On this side of it, you’re fine. Everybody has these problems, you’re just making a big deal of it, you’re just trying to get out of school, out of work, out of trouble. On one side of it, the medication is too expensive, the therapy is too much trouble. There are sicker people, people with real problems; you’re just lazy. You’re not one of those people, are you? We wouldn’t be able to love you quite the same way if you were one of those people… those people who need help. Our family isn’t one of those families, those broken families, those dysfunctional families. If we were, we’d really have to look at ourselves, really have to make some changes around here, but fortunately, we’re not. We’re not raping each other in the family bed, so when you think about it, you’re actually the one making trouble for everyone by complaining.

“If you ever run away, don’t you dare come back.”

On the other side of the line, they take you away. They call in the people in white coats. They don’t let you go home anymore. If you ask for help, people might think you need it. If you name the problem, it’ll become real. Depression’s okay, alcoholism is the family business, addiction is your birthright, but just make sure you select your afflictions and self-medicating mechanisms from the pre-approved list, and keep quiet about it, can’t you? With your crocodile tears and your malingering. Drama queen, what does “emotional abuse” even mean, that’s not a real thing. I only threatened to run away a few times as a child, because each time I did, I heard, “If you ever run away, don’t you dare come back.”

Or what? You didn’t finish, Mama. What will you do to me if I come back from having left your side? The unspeakable, apparently. Will you cripple me? Will you kill me?

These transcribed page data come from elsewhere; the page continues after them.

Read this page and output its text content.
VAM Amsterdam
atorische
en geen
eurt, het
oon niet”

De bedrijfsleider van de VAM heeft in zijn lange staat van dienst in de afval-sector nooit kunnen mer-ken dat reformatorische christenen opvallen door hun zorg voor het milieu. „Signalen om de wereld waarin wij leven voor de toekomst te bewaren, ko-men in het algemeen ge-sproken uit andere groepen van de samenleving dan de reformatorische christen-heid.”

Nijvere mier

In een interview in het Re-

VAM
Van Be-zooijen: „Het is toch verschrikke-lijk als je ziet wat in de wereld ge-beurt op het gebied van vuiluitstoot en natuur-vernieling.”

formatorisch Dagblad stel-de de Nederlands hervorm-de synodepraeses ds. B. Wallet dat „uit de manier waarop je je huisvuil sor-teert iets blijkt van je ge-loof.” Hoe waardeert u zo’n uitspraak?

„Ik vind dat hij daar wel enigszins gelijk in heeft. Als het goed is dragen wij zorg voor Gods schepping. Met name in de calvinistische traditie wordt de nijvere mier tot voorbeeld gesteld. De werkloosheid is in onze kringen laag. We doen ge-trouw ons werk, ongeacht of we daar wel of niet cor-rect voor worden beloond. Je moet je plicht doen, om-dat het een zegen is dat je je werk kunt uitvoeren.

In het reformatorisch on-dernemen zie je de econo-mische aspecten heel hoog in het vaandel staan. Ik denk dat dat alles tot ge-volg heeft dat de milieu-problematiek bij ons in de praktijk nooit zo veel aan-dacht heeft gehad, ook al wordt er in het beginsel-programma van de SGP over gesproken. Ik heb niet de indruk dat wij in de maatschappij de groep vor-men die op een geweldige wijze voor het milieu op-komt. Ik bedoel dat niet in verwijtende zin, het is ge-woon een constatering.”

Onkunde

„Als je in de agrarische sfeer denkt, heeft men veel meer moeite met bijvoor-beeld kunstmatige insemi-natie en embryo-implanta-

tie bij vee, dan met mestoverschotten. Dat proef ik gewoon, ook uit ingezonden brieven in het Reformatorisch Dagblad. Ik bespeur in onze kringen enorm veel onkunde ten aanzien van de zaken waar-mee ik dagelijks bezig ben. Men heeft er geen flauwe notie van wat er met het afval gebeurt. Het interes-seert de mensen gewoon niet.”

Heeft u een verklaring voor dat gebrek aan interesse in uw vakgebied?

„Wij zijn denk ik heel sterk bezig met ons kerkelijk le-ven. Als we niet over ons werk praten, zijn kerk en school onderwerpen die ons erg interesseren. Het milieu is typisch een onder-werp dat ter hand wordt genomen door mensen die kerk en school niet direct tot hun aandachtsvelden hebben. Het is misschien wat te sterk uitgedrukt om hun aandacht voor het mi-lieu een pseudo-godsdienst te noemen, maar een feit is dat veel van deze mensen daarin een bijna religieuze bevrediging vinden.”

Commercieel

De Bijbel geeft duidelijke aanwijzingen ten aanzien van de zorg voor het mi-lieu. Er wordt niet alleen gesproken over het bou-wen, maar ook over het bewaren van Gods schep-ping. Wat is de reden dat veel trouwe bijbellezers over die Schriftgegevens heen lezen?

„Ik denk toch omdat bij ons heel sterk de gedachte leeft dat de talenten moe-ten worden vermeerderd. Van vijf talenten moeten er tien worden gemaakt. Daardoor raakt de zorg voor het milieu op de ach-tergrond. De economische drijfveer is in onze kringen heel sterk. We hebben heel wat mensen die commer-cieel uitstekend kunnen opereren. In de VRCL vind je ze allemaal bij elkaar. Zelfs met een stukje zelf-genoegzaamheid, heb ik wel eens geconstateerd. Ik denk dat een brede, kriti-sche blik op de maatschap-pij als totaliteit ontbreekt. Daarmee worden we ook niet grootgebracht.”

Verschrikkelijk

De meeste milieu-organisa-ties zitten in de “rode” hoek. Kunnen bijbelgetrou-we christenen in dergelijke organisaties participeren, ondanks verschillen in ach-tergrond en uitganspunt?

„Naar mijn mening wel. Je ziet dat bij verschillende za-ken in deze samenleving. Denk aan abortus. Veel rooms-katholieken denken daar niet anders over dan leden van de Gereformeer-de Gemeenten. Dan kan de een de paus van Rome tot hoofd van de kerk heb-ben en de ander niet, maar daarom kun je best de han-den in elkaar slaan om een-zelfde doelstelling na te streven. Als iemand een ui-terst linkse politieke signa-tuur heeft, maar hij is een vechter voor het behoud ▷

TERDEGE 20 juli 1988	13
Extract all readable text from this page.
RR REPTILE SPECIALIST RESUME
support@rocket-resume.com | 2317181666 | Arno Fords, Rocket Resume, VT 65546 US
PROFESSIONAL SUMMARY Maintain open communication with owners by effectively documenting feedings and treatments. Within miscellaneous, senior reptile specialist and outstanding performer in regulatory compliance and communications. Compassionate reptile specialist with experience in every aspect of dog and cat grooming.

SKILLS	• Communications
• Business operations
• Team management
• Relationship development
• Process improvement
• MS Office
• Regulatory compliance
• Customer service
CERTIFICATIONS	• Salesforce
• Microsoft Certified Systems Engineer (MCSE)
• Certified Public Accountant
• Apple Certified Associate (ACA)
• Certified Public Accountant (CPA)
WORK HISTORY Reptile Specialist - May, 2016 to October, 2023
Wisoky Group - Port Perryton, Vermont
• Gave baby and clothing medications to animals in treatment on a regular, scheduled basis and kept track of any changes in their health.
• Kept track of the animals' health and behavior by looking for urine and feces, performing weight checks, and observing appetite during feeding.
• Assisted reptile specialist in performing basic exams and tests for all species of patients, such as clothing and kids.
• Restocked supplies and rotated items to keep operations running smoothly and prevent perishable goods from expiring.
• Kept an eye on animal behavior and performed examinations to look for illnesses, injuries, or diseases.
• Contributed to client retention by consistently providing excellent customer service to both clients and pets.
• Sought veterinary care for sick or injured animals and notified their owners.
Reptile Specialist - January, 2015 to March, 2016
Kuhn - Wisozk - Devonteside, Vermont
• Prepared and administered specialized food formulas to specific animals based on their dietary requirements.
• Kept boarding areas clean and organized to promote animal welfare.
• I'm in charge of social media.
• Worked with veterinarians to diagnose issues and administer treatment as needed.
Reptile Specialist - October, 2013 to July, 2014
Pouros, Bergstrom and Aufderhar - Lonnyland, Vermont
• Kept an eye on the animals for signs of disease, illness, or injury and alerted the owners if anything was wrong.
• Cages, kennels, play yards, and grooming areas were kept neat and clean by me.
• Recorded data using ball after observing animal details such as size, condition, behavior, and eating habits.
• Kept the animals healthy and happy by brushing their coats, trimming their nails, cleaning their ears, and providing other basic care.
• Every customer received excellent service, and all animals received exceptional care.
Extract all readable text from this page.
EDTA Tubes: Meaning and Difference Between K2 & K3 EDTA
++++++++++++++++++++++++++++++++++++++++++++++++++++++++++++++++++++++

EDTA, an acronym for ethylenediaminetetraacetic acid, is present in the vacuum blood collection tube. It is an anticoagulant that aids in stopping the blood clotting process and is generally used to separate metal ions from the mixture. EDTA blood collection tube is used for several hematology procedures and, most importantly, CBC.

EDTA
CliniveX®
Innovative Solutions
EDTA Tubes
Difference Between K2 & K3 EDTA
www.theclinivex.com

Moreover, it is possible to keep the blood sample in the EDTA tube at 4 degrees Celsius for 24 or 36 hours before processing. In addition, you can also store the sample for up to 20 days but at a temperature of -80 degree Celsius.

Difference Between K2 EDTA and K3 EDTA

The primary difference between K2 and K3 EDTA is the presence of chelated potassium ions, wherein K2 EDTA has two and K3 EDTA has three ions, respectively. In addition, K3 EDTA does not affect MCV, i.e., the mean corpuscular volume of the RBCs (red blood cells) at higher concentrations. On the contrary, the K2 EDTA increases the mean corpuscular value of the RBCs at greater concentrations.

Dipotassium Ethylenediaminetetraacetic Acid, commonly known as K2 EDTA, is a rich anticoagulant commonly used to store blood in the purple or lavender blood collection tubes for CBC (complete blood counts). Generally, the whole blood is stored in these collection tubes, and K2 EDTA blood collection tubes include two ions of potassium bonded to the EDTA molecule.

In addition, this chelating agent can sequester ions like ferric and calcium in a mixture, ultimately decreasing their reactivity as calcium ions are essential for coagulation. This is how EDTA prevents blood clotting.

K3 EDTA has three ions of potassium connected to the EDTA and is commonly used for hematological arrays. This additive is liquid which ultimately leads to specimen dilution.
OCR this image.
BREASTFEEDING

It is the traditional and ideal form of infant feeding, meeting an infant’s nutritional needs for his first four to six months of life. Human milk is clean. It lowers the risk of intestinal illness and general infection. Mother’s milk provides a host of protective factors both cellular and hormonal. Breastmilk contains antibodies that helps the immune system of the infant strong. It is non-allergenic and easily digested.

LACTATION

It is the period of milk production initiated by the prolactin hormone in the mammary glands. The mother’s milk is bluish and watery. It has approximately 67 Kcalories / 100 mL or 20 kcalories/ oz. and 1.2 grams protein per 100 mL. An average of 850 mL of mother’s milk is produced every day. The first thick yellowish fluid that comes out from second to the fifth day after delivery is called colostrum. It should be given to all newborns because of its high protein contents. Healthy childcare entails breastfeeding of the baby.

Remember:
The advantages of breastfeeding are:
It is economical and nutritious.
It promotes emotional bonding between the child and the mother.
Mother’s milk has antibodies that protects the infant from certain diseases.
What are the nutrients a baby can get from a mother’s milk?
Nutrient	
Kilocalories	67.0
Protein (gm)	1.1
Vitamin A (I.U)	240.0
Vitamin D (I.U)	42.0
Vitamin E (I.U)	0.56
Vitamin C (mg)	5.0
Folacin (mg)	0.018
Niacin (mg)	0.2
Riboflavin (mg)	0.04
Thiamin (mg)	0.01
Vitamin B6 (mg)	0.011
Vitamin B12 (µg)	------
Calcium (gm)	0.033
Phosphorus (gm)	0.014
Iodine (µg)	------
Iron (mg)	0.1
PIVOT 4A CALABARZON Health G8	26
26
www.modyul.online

At six years old, I took that as the subtext, and I thought of it each time someone listened to my adolescent self describe my life and suggested I look into emancipation. “Oh, I can’t do that. They’d kill me if I ever tried to leave.” Everyone says that, though, so no one ever seemed to notice that I meant it quite literally.

When I was 29, I posted on Facebook about my struggle with finding a doctor, finding meds that worked even partially, living with suicidal ideation all that time. People were supportive. Many hearts. In the small hours of the morning — oh, I know the siren song of Facebook when you’re drunk at two AM, I do — my mother posted:

“We do not suicide. This family. Not ever.”

I could see her fear in the words. I could see how she didn’t know what to do, how to help, how to stifle the terror that came too late to have a productive outlet. I knew what she was trying to say, I think.

But what she actually said was the same thing she’s been saying to me all my life: “On the other side of this line, you are no longer mine. On the other side of this line, I do not want you.”

The line disappears the second you fall over it; that’s the funny thing.